Transport will depend on where families live across Derbyshire, but the school indicates that a bus service is available to day pupils on request. If transport is pivotal for your family, confirm routes, timing, and how late activities interact with bus departures.
Fees for 2025 to 2026 are published by year group, and they rise as pupils move through the school. For day pupils, the termly figures range from £4,975 (Reception) to £10,165 (Years 7 and 8). Boarding fees for Prep years are published separately, ranging from £11,140 per term (Years 3 and 4) to £13,155 per term (Years 7 and 8).
From 1 January 2025, the school states that VAT is applied to independent school fees and some extras, and the published 2025 to 2026 fees are described as inclusive of VAT.
Bursary support is available on a means-tested basis, with the school advising early application because funds are limited. Registration and deposit figures are also stated, and families should factor these into first-year cashflow alongside uniform, trips, and optional lessons.
Nursery fees are published separately, and families considering early years should check the school’s current page for the most accurate detail and to understand how funded hours apply for eligible children.
A long week for older pupils. The timetable runs to 4.00pm with options extending to 6.00pm, and Saturday morning lessons are part of the Prep week. This suits children who enjoy pace and variety; it can feel heavy for those who need slower evenings.
Boarding is a cultural choice, not just logistics. Flexi and full boarding options can build independence, but they change family rhythm. Ask how the school supports first-time boarders, including weekend routines and communication with home.
Destination clarity matters if you do not plan to continue to Repton. The majority move on to Repton at 13. If you want a different senior school, clarify what support looks like for that path.
A small improvement point from inspection. ISI recommended that leaders enable pupils to better understand how to make a positive contribution to life within the local community. For some families, strong outward-facing service opportunities are non-negotiable, so it is worth asking what has developed since.
This is a high-energy, high-structure prep with genuine breadth, anchored by an exceptional estate setting and a boarding culture designed to be integrated rather than optional. Best suited to families who want a full week of opportunity, are comfortable with Saturday schooling for older pupils, and like the idea of a clear pathway to Repton at 13. For those children, the combination of organised pastoral systems, strong co-curricular depth, and practical learning projects can be a compelling fit.

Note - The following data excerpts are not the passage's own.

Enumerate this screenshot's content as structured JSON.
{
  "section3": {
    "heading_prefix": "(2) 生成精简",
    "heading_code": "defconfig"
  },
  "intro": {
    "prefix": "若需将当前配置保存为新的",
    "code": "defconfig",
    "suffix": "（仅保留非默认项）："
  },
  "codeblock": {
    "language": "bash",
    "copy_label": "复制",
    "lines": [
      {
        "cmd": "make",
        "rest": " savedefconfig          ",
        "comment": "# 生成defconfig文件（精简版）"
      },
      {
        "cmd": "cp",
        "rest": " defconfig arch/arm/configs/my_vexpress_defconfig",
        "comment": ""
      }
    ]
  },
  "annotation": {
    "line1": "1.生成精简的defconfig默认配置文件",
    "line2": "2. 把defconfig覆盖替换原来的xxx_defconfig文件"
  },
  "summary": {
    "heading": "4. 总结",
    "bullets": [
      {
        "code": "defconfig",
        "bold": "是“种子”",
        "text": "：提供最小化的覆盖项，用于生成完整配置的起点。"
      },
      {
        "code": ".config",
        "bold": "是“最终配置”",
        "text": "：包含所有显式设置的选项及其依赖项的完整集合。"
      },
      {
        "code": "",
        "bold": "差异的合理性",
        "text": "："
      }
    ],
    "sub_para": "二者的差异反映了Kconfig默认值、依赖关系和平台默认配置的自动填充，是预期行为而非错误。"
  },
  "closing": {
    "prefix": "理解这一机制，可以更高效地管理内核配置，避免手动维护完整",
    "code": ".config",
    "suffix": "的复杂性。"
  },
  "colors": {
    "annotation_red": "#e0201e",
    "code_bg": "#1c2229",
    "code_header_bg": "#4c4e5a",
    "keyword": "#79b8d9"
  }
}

Families interested in this option should use the Saved Schools feature to keep a clean shortlist, then pressure-test fit by asking detailed questions about workload, boarding routines, and what progress evidence looks like by year group.
The most recent independent inspection in March 2024 found that all the required standards were met, including safeguarding. The school also sets out clear routines for learning, wellbeing, and an extended day that supports co-curricular participation.

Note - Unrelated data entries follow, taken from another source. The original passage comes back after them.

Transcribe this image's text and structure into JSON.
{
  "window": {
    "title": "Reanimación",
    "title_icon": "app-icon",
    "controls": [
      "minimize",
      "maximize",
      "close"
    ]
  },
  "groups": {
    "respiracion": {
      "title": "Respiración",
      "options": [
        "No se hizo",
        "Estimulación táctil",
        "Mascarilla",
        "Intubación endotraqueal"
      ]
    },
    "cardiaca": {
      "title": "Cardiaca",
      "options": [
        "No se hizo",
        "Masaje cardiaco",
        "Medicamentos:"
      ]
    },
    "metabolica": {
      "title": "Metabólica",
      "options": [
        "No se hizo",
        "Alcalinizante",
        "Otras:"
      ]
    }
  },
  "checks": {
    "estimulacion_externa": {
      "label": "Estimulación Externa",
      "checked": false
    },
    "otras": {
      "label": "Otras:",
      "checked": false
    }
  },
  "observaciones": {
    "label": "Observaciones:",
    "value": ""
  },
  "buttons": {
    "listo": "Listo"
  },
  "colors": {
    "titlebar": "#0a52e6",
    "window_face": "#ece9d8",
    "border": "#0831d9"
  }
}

Fees are published for 2025 to 2026 by year group and by day or boarding status. Day fees rise through the school, and boarding fees are listed separately for Prep years. Families should also factor in registration, deposit, and optional extras such as individual tuition.
Yes. Boarding is part of the school’s core model, with pupils able to access boarding alongside an extended clubs and activities programme and structured support after lessons. The school also describes Repton Plus as a route into weekend routines for younger pupils.

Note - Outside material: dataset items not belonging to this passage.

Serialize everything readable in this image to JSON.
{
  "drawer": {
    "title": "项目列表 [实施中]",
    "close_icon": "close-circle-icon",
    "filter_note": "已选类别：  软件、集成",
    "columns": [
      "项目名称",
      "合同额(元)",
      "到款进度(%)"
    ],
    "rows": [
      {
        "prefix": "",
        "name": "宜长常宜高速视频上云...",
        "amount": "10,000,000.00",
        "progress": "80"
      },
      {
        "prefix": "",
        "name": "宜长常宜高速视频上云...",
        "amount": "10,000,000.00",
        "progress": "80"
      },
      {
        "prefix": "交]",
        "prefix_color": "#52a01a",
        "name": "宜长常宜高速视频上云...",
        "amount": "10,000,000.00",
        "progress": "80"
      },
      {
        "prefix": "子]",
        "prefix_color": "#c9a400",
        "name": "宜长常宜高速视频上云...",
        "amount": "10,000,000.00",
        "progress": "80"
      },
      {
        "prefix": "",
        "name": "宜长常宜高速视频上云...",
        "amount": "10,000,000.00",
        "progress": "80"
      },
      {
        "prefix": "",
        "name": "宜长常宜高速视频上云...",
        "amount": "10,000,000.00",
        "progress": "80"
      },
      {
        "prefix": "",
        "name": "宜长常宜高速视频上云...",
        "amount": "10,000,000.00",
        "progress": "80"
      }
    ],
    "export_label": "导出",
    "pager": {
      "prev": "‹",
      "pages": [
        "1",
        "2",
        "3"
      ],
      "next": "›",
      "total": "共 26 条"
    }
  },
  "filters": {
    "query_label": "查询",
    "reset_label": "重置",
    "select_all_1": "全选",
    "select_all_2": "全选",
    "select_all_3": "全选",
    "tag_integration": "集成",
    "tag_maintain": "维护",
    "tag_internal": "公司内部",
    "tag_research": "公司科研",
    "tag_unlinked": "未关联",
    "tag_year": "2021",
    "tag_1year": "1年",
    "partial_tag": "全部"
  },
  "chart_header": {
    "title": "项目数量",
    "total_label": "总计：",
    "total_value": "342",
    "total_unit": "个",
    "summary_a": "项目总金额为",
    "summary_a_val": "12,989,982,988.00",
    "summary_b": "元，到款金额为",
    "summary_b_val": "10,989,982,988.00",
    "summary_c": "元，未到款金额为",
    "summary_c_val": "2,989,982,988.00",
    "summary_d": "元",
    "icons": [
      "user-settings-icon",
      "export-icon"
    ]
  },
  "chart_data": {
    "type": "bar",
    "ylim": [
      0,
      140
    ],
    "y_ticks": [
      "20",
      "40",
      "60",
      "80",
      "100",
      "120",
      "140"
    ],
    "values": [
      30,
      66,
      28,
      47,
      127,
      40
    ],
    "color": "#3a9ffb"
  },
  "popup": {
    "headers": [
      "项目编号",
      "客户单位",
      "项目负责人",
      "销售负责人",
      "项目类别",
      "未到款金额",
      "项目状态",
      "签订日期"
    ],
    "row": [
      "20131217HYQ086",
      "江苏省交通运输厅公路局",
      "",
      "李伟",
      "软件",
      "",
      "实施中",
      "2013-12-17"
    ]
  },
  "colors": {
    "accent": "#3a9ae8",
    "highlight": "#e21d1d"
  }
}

The school advertises an open day on Saturday 7 March 2026. Open days are the best way to understand how the timetable, boarding options, and pastoral systems work in practice.
The school describes applications as open all year round. Nursery entry is described as open without selection criteria, while Prep entry includes an informal assessment in Maths and English plus a recent report, with a more rigorous process for Year 7 entry.